Unincorporated community in Cowley County, Kansas

New Salem is a census-designated place (CDP) in Cowley County, Kansas, United States. As of the 2020 census, the population was 58.

==History==
A post office was opened in New Salem in 1872, and remained in operation until it was discontinued in 1972.

==Demographics==

The 2020 United States census counted 58 people, 25 households, and 21 families in New Salem. The population density was 158.0 per square mile (61.0/km^{2}). There were 27 housing units at an average density of 73.6 per square mile (28.4/km^{2}). The racial makeup was 86.21% (50) white or European American (86.21% non-Hispanic white), 0.0% (0) black or African-American, 8.62% (5) Native American or Alaska Native, 0.0% (0) Asian, 0.0% (0) Pacific Islander or Native Hawaiian, 0.0% (0) from other races, and 5.17% (3) from two or more races. Hispanic or Latino of any race was 0.0% (0) of the population.

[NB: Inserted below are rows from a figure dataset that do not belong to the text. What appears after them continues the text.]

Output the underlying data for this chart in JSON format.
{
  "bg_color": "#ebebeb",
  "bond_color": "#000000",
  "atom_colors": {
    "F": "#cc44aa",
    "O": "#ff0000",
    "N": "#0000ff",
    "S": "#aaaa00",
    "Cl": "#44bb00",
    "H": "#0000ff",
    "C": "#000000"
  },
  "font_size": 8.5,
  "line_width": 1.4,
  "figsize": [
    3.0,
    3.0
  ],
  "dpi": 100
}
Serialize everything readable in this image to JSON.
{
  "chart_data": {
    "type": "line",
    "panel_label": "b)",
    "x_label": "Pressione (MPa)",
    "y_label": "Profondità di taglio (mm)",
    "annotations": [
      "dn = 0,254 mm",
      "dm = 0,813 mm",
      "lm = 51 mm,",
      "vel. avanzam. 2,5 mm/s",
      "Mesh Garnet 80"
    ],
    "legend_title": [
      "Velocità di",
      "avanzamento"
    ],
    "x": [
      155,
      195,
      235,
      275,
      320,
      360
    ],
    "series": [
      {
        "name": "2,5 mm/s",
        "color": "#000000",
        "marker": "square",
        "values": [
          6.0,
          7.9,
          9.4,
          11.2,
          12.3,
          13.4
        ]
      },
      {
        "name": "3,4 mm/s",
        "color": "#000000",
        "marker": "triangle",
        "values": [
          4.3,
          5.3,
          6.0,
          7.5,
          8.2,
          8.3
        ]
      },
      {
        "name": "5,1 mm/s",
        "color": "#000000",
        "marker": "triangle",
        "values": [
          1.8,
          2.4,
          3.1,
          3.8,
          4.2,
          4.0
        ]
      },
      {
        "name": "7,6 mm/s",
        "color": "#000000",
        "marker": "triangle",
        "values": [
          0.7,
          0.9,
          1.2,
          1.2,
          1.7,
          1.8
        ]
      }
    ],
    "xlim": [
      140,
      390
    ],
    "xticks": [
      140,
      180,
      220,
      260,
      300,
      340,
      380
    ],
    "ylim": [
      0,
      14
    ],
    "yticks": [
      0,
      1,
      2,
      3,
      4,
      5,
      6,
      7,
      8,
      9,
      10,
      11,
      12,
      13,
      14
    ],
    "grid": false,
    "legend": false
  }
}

Of the 25 households, 28.0% had children under the age of 18; 76.0% were married couples living together; 8.0% had a female householder with no spouse or partner present. 16.0% of households consisted of individuals and 12.0% had someone living alone who was 65 years of age or older. The percent of those with a bachelor's degree or higher was estimated to be 0.0% of the population.

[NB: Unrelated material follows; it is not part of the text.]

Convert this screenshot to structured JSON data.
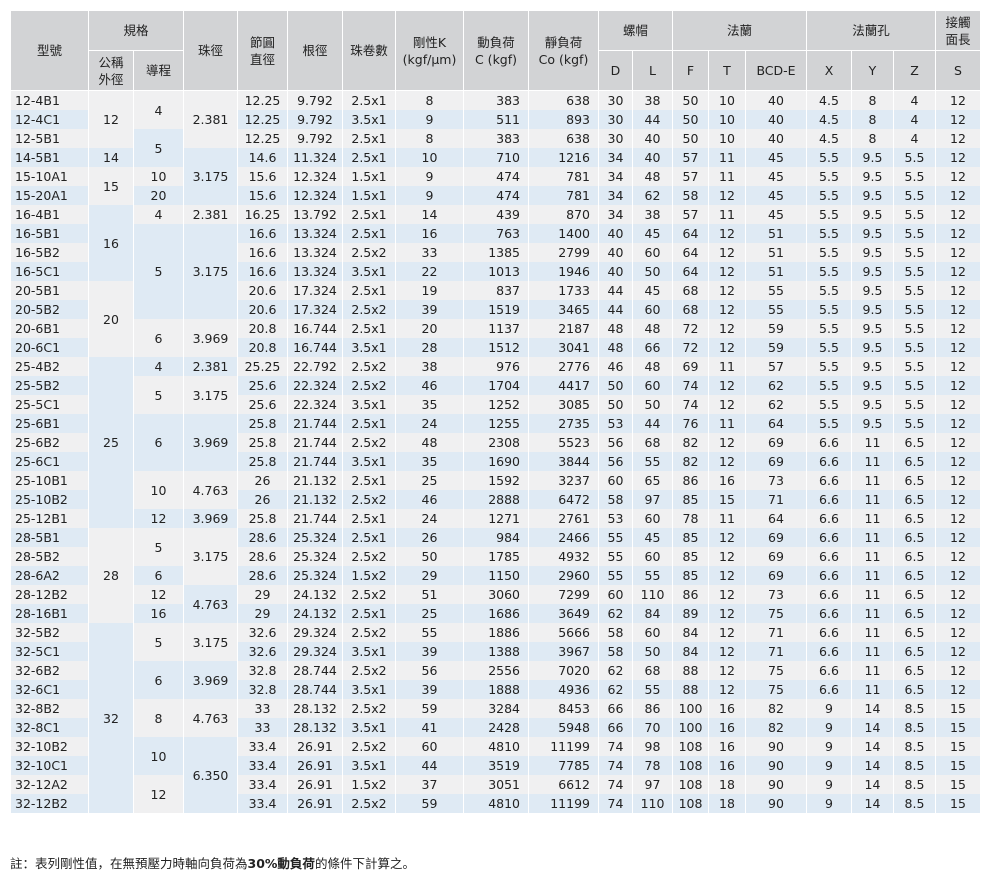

17.2% of the population was under the age of 18, 8.6% from 18 to 24, 27.6% from 25 to 44, 17.2% from 45 to 64, and 29.3% who were 65 years of age or older. The median age was 44.0 years. For every 100 females, there were 100.0 males. For every 100 females ages 18 and older, there were 100.0 males.

Historical population
| Census | Pop. | Note | %± |
| 2020 | 58 |  | — |
U.S. Decennial Census

==Education==
The community is served by Winfield USD 465 public school district.